"More wood, Ugo," said the girl, without looking around; "and I do wish you would grease your boots. It is unbearable the way you clatter about."

"Grease my boots!" echoed the man, with ironic emphasis. "That is good counsel, seeing there isn't enough lard in the house for the frying of an egg; yes, and no egg to fry."

The girl half turned, as though about to speak, then checked herself. Ugo went on impertinently:

"I could see long ago how things were going, but, Lord, what was the use of breaking my heart over it! A dainty lip means a short purse-string, and a sick woman's fancy is a bottomless well. Let's have plain speaking about this; it can't hurt any one now, and your mother——"

He stopped short, disconcerted, for all his bravado, by the sudden glint of red that lit up the girl's eyes. Her hand plucked at the black ribbon around her throat; yet when she spoke her voice was clear and even.

"Never mind about my mother," she said, and the man kept sulky silence.

"Is it really true that there is no food in the house?" she continued.

"There was never a rope made that hadn't an end," answered the servant, with a trifle more of his former assurance. "Not a scrap of bacon nor a handful of flour in the larder; even the rats will tell you that. I saw two of them leaving to-day, and I've about made up my mind to follow them."
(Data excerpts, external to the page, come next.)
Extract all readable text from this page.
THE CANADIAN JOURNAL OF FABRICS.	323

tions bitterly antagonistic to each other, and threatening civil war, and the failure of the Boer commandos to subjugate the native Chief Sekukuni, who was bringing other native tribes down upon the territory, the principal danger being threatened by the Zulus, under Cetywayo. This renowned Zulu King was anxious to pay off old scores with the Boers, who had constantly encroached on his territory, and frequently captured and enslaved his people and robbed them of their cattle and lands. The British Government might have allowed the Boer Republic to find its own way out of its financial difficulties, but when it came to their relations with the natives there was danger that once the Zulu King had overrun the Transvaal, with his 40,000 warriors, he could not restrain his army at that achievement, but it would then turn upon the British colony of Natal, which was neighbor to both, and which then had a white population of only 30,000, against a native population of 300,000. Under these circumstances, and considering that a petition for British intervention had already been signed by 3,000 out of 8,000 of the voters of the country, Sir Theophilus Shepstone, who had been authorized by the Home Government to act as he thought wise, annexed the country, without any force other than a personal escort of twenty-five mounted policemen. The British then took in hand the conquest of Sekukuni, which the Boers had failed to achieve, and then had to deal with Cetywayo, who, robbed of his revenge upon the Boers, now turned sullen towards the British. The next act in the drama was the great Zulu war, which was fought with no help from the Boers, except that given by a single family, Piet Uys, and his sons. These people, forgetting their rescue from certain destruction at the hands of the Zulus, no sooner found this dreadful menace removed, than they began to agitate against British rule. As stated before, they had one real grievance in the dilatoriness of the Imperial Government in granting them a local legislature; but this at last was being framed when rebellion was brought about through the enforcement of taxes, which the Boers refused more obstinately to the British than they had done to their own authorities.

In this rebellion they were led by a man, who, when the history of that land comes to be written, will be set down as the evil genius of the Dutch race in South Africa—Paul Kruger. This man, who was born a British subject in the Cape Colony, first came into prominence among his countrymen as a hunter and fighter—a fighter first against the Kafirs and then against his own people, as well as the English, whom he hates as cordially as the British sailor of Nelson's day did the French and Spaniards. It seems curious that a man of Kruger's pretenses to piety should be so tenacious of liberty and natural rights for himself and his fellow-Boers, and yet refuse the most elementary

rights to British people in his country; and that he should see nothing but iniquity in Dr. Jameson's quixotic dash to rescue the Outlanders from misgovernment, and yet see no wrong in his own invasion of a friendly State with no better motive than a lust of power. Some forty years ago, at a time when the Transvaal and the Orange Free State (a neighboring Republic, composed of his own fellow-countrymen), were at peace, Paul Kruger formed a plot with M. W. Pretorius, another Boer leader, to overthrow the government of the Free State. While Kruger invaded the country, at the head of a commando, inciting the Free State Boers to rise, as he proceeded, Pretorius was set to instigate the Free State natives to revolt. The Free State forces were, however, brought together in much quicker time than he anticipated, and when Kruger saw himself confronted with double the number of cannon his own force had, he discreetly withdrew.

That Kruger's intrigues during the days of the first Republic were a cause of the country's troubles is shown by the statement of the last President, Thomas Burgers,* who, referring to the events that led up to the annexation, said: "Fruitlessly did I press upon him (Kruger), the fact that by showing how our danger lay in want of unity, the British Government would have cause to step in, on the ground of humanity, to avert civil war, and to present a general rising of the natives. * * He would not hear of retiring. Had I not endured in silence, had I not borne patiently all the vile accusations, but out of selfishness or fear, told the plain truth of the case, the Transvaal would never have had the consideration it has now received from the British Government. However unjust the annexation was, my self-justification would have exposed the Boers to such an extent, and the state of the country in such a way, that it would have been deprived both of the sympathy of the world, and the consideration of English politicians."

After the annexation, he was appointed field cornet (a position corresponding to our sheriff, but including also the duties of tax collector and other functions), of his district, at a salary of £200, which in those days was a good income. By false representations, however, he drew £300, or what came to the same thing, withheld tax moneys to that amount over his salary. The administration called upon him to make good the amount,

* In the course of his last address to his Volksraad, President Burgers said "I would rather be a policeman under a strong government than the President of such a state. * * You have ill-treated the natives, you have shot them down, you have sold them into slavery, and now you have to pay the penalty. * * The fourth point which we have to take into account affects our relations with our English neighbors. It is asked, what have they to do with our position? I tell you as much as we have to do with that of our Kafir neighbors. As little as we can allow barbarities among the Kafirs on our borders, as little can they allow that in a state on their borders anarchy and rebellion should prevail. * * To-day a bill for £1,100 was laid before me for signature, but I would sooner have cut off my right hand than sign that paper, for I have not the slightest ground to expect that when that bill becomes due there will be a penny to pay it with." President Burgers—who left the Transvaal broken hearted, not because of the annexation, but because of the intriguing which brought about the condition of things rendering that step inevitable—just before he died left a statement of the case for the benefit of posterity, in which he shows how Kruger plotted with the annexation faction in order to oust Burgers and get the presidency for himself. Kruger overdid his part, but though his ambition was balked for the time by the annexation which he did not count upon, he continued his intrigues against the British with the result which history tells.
The girl unlocked a drawer in the teak-wood table that stood at her elbow, and took from it a leathern thong some eight inches in length and knotted together at the ends, a purse-string in common parlance. Upon it were strung three of the thin brass tokens pierced in the centre by a square hole that were in ordinary use among the Doomsmen as currency, redeemable against the material supplies on hand in the public storehouses.

The girl untied the thong and let the coins fall upon the table. She pushed them over to the fellow with a gesture superbly indifferent.